Renováveis têm potencial para crescer 47% até 2050 e reduzir emissões em 60%

Renováveis têm potencial para crescer 47% até 2050 e reduzir emissões em 60%

Giovana Girardi

27 Agosto 2013 | 20h15

Crédito: WILTON JUNIOR/ESTADÃO

Com a redução das emissões de gases de efeito estufa no Brasil por conta da queda na taxa de desmatamento da Amazônia nos últimos anos, a atenção para a contribuição do País às mudanças climáticas se volta para o setor energético. A estimativa oficial de emissões nacionais para as próximas décadas mostra que a área vai ser a que mais vai contribuir (aqui no blog do colega Herton Escobar) e, por enquanto, o governo federal não apresentou nenhum plano a longo prazo sobre como pretende minimizar essa participação.

Um estudo divulgado hoje pelo Greenpeace mostra que se for usado o potencial que o Brasil tem para fontes renováveis de energia – em especial eólica, solar e de biomassa – e  forem adotadas medidas de maior eficiência energética, seria possível cortar 60% dessas emissões até 2050. A comparação é feita com o chamado cenário de referência, que estima como seria a matriz energética do País se continuarem sendo adotadas ações semelhantes às planejadas pelo governo federal para os próximos anos.
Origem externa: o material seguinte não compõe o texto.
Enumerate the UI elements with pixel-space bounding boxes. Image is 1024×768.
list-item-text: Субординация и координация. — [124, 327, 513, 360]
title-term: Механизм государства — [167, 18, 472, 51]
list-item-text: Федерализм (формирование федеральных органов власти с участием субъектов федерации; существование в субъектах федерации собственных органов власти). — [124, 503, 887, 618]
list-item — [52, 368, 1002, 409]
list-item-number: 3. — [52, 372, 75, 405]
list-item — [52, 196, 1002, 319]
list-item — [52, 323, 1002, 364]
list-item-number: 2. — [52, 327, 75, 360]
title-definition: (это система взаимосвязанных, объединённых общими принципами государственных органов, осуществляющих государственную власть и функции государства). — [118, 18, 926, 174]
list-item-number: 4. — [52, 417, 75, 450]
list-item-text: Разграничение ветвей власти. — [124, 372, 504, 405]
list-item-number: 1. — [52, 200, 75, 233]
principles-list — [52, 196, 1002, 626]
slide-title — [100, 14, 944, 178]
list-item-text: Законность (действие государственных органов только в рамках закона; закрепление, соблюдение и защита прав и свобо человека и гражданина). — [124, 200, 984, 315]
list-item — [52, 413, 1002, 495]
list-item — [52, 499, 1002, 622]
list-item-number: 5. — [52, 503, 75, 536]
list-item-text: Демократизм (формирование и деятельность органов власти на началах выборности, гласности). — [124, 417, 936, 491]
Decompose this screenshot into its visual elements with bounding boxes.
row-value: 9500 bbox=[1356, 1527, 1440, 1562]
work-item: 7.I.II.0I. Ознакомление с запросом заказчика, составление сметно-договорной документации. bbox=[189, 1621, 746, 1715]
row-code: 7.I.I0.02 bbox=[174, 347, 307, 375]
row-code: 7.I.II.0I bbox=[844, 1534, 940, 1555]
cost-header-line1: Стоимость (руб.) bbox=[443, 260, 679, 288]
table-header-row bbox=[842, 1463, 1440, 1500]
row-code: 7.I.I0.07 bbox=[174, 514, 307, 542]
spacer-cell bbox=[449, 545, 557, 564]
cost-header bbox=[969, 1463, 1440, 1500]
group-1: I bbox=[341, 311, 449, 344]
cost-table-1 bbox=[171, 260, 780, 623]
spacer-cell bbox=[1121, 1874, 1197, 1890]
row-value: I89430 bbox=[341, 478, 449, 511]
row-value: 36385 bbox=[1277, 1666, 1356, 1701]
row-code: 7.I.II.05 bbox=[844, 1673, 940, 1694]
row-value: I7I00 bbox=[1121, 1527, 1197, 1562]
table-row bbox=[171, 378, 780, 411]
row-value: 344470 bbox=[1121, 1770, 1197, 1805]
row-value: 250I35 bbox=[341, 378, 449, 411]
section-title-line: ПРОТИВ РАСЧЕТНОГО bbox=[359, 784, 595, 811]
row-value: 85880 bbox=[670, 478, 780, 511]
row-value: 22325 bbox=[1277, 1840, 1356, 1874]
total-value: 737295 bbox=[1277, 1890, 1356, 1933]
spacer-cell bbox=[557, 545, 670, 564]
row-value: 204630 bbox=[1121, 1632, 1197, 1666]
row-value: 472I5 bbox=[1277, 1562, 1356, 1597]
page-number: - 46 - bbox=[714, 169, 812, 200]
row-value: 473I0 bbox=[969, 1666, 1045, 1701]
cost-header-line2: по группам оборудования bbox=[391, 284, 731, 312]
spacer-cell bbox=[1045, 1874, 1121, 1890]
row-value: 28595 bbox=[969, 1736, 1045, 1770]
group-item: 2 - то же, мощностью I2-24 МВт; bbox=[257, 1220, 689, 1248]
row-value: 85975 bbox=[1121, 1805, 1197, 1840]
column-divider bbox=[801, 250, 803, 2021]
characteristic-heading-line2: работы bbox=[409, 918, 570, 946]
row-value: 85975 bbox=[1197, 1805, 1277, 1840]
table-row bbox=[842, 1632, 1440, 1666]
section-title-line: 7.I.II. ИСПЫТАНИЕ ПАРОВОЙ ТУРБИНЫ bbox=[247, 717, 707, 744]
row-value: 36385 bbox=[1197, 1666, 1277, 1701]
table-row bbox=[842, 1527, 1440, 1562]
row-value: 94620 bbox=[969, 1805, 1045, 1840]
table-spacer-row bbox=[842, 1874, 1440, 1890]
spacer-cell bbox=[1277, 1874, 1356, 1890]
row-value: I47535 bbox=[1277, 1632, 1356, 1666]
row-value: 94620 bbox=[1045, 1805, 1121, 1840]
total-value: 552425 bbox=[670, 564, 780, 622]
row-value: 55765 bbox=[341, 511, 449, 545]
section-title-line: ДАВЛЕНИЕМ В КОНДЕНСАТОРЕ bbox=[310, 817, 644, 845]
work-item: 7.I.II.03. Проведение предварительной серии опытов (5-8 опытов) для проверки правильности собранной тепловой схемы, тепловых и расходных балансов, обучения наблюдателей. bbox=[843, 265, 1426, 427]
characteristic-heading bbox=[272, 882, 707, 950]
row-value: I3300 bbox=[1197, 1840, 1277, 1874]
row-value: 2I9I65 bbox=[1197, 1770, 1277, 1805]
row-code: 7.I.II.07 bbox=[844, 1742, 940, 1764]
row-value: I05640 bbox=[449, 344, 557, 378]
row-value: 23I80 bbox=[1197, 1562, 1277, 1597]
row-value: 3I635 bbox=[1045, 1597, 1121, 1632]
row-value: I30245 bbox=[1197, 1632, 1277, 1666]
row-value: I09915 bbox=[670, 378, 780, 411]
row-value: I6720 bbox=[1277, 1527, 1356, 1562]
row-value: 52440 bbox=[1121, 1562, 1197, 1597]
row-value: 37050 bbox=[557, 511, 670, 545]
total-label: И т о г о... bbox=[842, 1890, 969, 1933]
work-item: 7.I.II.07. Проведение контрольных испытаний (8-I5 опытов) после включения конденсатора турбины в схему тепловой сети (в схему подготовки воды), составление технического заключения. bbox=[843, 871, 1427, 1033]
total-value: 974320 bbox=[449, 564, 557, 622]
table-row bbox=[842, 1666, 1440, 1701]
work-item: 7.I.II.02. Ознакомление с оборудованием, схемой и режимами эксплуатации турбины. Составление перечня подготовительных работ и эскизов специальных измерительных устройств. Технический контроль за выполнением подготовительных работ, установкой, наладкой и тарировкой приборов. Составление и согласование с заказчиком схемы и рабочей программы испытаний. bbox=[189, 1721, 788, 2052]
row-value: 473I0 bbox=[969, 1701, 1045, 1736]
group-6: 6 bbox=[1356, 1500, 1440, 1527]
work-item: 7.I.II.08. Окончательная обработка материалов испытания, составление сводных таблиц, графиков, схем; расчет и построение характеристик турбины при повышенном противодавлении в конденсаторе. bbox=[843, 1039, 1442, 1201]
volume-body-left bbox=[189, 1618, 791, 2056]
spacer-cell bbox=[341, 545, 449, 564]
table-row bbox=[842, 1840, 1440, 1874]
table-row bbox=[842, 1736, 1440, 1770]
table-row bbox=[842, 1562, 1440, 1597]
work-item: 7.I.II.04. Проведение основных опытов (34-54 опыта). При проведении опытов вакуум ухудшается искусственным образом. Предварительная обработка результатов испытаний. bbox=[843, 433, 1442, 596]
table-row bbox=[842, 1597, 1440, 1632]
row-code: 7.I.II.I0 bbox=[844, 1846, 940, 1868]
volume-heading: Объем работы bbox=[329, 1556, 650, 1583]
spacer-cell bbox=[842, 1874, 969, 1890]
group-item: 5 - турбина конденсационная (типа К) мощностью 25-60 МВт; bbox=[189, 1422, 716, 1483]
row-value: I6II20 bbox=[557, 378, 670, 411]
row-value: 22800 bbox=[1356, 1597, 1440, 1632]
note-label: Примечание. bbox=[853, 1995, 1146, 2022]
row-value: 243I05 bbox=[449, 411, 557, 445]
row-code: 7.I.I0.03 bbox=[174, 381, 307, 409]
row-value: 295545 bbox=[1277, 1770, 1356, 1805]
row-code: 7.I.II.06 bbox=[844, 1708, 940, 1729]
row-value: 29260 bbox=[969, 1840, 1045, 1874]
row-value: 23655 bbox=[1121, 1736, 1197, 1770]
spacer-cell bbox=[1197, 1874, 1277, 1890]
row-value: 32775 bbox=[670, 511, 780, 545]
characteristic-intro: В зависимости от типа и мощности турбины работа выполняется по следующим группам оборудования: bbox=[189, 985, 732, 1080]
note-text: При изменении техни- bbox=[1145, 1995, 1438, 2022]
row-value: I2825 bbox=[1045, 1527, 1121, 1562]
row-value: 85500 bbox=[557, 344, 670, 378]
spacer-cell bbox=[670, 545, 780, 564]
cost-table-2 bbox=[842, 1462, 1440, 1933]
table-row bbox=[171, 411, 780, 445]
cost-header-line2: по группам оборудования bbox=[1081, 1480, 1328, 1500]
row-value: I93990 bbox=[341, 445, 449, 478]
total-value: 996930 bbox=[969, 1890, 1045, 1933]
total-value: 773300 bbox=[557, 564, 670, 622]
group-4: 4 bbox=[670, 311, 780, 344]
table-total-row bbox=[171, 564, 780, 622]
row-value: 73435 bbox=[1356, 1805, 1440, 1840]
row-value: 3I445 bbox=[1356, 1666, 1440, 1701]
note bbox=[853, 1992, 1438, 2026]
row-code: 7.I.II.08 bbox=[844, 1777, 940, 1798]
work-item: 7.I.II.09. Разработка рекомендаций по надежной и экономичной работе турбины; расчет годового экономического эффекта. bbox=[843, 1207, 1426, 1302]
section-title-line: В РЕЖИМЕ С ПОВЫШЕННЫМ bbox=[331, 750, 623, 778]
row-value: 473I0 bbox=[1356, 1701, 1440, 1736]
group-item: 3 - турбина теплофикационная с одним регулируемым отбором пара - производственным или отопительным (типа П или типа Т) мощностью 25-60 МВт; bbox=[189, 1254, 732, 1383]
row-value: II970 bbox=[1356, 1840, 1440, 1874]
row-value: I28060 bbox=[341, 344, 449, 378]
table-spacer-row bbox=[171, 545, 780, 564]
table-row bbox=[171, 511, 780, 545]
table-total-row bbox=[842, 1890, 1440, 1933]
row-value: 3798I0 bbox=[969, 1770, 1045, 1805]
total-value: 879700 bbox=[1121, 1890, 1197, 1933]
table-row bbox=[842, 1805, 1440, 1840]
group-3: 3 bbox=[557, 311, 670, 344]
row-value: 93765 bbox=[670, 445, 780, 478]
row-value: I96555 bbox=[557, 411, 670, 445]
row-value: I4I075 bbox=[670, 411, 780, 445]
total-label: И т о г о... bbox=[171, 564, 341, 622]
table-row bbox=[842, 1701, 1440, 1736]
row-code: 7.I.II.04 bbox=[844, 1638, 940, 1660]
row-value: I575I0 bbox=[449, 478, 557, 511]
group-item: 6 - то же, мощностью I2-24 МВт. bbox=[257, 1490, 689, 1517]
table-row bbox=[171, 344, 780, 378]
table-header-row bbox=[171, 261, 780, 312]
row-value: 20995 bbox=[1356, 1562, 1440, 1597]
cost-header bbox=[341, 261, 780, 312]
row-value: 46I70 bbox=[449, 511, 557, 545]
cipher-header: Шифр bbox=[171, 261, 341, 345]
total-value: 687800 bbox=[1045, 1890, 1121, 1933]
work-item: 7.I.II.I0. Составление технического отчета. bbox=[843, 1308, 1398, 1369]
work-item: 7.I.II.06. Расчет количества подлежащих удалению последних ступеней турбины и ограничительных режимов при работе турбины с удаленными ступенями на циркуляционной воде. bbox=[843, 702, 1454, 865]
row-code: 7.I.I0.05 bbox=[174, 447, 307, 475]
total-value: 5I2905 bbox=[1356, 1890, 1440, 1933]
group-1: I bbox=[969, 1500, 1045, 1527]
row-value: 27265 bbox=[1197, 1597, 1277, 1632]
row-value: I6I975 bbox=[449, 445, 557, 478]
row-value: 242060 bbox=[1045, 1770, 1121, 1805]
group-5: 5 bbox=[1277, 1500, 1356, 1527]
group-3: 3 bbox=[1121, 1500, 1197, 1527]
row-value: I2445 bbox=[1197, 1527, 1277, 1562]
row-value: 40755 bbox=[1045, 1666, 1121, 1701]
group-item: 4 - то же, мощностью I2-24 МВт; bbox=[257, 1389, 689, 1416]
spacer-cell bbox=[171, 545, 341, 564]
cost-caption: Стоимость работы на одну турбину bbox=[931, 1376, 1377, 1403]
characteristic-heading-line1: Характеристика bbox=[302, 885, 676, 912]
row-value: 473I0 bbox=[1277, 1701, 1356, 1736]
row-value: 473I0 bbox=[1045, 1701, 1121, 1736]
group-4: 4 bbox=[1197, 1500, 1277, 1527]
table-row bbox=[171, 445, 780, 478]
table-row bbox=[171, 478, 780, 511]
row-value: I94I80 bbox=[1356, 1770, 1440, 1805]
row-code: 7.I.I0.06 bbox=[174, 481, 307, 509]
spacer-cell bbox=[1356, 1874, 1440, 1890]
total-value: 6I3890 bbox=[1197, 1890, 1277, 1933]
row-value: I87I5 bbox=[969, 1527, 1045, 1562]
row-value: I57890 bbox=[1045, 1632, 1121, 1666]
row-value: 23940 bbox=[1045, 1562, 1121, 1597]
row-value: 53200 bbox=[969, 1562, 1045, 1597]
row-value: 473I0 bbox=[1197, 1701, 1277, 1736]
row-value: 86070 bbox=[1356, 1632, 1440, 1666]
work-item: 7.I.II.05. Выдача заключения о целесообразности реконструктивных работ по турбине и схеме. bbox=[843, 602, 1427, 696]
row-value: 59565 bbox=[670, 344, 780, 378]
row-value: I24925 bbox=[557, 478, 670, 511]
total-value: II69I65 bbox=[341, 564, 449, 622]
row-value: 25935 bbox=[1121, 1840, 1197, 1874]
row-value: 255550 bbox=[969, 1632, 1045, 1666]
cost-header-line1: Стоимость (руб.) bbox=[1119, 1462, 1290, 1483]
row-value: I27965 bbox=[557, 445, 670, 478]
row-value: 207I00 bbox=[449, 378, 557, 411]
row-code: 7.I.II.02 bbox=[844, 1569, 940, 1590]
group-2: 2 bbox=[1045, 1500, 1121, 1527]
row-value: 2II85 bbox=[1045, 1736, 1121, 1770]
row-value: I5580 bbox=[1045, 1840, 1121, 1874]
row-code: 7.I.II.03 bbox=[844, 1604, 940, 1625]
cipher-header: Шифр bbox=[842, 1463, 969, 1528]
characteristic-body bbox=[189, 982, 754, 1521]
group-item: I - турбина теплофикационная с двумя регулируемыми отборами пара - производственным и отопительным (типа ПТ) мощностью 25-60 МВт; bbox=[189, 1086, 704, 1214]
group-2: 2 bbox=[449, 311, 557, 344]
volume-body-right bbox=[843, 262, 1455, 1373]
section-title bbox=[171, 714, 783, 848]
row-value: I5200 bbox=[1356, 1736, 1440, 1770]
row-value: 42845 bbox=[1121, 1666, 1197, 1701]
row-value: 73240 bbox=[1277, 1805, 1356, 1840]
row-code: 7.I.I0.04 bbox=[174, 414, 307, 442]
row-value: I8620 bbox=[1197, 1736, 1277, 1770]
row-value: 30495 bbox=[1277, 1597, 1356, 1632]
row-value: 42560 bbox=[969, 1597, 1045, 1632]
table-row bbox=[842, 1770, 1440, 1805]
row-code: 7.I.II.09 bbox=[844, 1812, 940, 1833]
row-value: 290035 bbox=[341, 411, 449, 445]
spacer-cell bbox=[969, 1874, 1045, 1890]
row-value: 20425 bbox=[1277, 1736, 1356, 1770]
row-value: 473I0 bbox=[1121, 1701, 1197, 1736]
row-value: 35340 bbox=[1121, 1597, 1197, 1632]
Nesse caso, a emissão do setor seria de 777 milhões de toneladas de CO2. No cenário da revolução energética proposto pelo Greenpeace, a emissão seria de 312 milhões de toneladas.

O trabalho propõe que o Brasil tem potencial de chegar a 2050 com uma matriz energética com 66,5% de participação de fontes renováveis, presença 47% maior que a observada hoje.  A análise considera pela primeira vez o uso de energia como um todo, não só pelo setor elétrico, mas também pelos setores de transportes e industrial. Se for isolada a matriz elétrica, a participação de renováveis, de acordo com o estudo, pode chegar a 92%. O estudo pode ser visto na íntegra no site da ONG.

Os pesquisadores trabalharam com projeções de crescimento da economia e da população para calcular de quanto deve ser a demanda de energia do País para daqui 40 anos e qual a participação cada tipo de fonte pode ter na matriz – com base no seu potencial, na sua viabilidade econômica e na forma como o mercado tem se movimentado, independentemente de ações do governo.

A ideia, explica Ricardo Baitelo, coordenador da campanha de Clima e Energia do Greenpeace no Brasil, é não só reduzir a porcentagem de participação dos combustíveis fósseis, mas também das hidrelétricas, que hoje respondem por 88,8% da matriz elétrica do País, de acordo com dados de 2012 da Empresa de Pesquisa Energética.

Essa porcentagem deixa o Brasil na confortável posição de ter a produção de energia mais limpa do mundo, mas deixa aberta uma brecha para que o País recorra às termelétricas – fontes sujas, que emitem grande quantidade de gases de efeito estufa – quando há um forte período de seca que reduz o volume de água nos reservatórios. A cada ano, o País vêm ligando as termelétricas por mais tempo, chegando, neste ano, por exemplo, a um custo com elas 50% superior ao previsto.

No cenário de referência, se o modelo brasileiro seguir no ritmo atual de investimento em energia, as hidrelétricas responderiam por 54,4%; as termelétricas a gás natural por 23%, as eólicas por 7,6% e a solar não chegaria a 2%. Aproveitando melhor o potencial que o País tem para as renováveis, a participação das hidrelétricas poderia cair para 39,6%; a das eólicas subir para 21,1%; a da solar para 23% e a das térmicas cair para 6,5%.

O estudo calcula que mesmo sendo necessário um investimento inicial de pelo menos R$ 690 bilhões a mais do que o governo já vinha planejando gastar com energia para atingir esse cenário, ele pode gerar uma economia de R$ 1,11 trilhão até 2050 na comparação com o cenário padrão.

A economia vem do fato de que, uma vez instalada a infraestrutura, a energia com base na natureza é muito mais barata do que comprar combustível fóssil. Por outro lado, apontam os pesquisadores, o dinheiro investido fica na própria região e no País e há uma geração de 15% a 20% mais empregos.

“Uma matriz mais diversificada é a chave da estabilidade”, afirma Baitelo, se referindo à instabilidade hoje das próprias hidrelétricas e, na verdade, de qualquer matriz que se baseie em fonte única. Solar jamais poderia ser sozinha, eólica ocorre com mais frequência, mas também não seguraria o País. Mas uma base de energia montada em eólica, solar e hidrelétrica se complementando tornaria o sistema mais seguro, explica o pesquisador. “No começo a revolução é mais cara, mas depois fica bem mais barata”, diz.